Nickson, who is in his 35th year with the team, will also be honored at STAPLES Center before the Kings-Coyotes game as part of our popular Legends Night Series presented by McDonald’s.
Nickson is one of three Kings broadcasters to be so honored with the award, joining Bob Miller and Jiggs McDonald. McDonald – the original voice of the Kings dating back to 1967 who still calls games periodically for the New York Islanders – penned this story for LAKings.com in honor of Nick.
When I hear the song, Danny Boy, somehow I think immediately of this year's recipient of the Foster Hewitt Memorial award, Nick Nickson.
Why? The Pipes. The Pipes are calling. Those amazing pipes possessed by Nick are among the best in the play-by-play business no matter the sport.
I admit that shouldn't be the major factor in honoring Nick like this. It's just the initial impact made when one tunes in a Los Angeles Kings radio broadcast. Then you recognize the wealth of knowledge he possesses and how easily he weaves that into his description of the play happening on the ice below.
Southern California hockey fans have been spoiled with Nick's talents. His ability to bring the game from the ice to your ears is exceptional. In a market place where millions of cars are traveling the freeways while the Kings are playing, it's a certainty that a large percentage of those car radios are tuned to the game, whether it's being played in another time zone or right there at the STAPLES Center.
Nick achieves the criteria Jack Kent Cooke set out for me as the first Kings play-by-play announcer back in 1967. He might even take it to another level. Being able to picture the play in his mind, as well as knowing who was on the ice at all times, was Mr. Cooke's demand. Demands that are certainly met by Nick.
His love of the game, his knowledge of the game and his wealth of knowledge of the LA Kings History is presented to the listener in a manner that soon makes that person a fan of the game and the Kings.
The Foster Hewitt Memorial Award and recognition by the Hockey Hall of Fame features an elite selection committee. His peers in the broadcast business, all of them past winners of the award, ponder the quality of the nominee’s work as well as his longevity in the business. Nick is long overdue this honor. His work has set the bar for any young broadcaster hoping to reach this level in the future.
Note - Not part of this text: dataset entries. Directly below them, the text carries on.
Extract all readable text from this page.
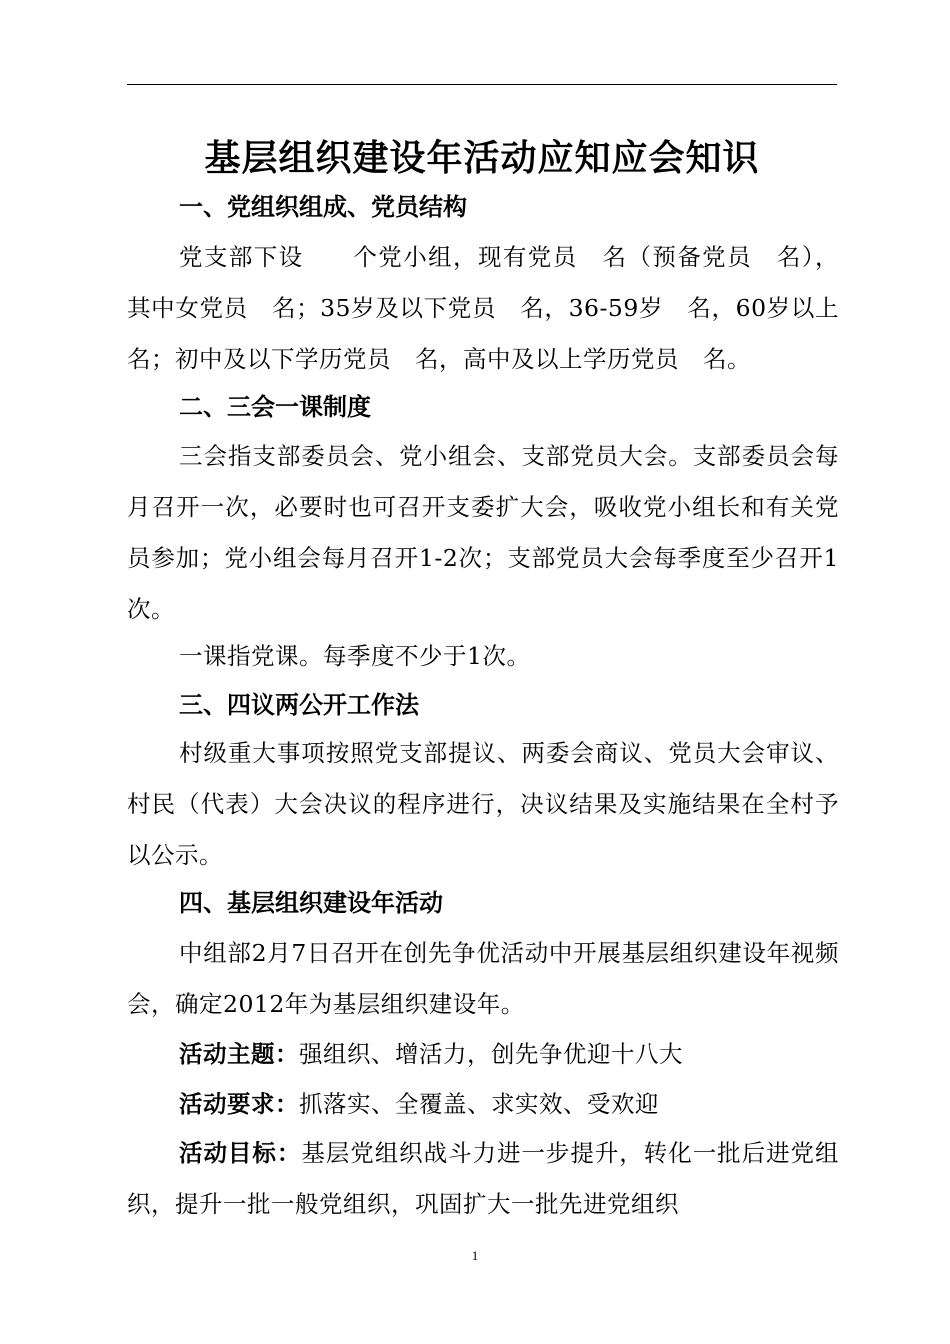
基层组织建设年活动应知应会知识
一、党组织组成、党员结构
党支部下设　　个党小组，现有党员　名（预备党员　名），其中女党员　名；35岁及以下党员　名，36-59岁　名，60岁以上　　名；初中及以下学历党员　名，高中及以上学历党员　名。
二、三会一课制度
三会指支部委员会、党小组会、支部党员大会。支部委员会每月召开一次，必要时也可召开支委扩大会，吸收党小组长和有关党员参加；党小组会每月召开1-2次；支部党员大会每季度至少召开1次。
一课指党课。每季度不少于1次。
三、四议两公开工作法
村级重大事项按照党支部提议、两委会商议、党员大会审议、村民（代表）大会决议的程序进行，决议结果及实施结果在全村予以公示。
四、基层组织建设年活动
中组部2月7日召开在创先争优活动中开展基层组织建设年视频会，确定2012年为基层组织建设年。
活动主题：强组织、增活力，创先争优迎十八大
活动要求：抓落实、全覆盖、求实效、受欢迎
活动目标：基层党组织战斗力进一步提升，转化一批后进党组织，提升一批一般党组织，巩固扩大一批先进党组织
1
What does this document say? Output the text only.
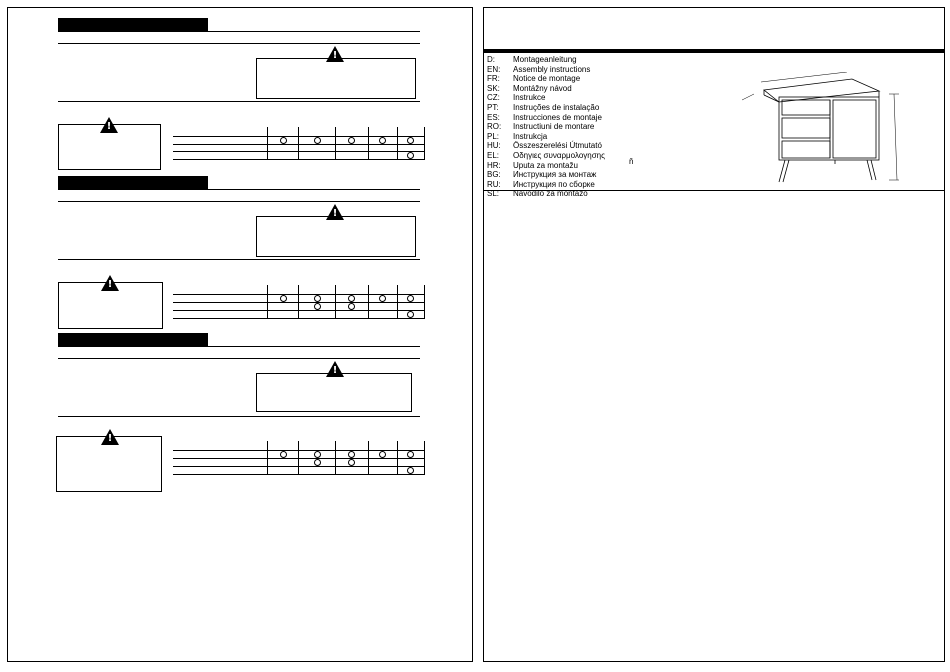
!
!

!
!

!
!

D:	Montageanleitung
EN:	Assembly instructions
FR:	Notice de montage
SK:	Montážny návod
CZ:	Instrukce
PT:	Instruções de instalação
ES:	Instrucciones de montaje
RO:	Instructiuni de montare
PL:	Instrukcja
HU:	Összeszerelési Útmutató
EL:	Οδηγιες συναρμολογησης
HR:	Uputa za montažu
BG:	Инструкция за монтаж
RU:	Инструкция по сборке
SL:	Navodilo za montažo
ň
I think back to a conversation with Vin Scully at Dodger Stadium when I first met him back in 1968. My question centered around job description, what were we hoping to achieve while on the air. Vin's response was something I'll never forget. “I feel that I am picking up the fan at home, bringing him or her to Dodger Stadium, entertaining them and then sending them on their way,” said Scully. Nick does all of that and more.
One of the finest hockey play-by-play men ever was Danny Gallivan who did the Montreal Canadiens games as well as Hockey Night in Canada games during his illustrious career. Danny offered me this advice during my first season of broadcasting NHL games. “Never lose sight of the fact that it takes two teams to play the game.” Nick's sight of the game has always been true.
As a past winner of the Foster Hewitt Memorial Award, I'm well aware of the incredible feeling Nick must have had when he received the phone call telling him of his selection and I'm thrilled that this fine gentleman joins the former winners, a select group of hockey broadcasters and all of us welcome him with open arms.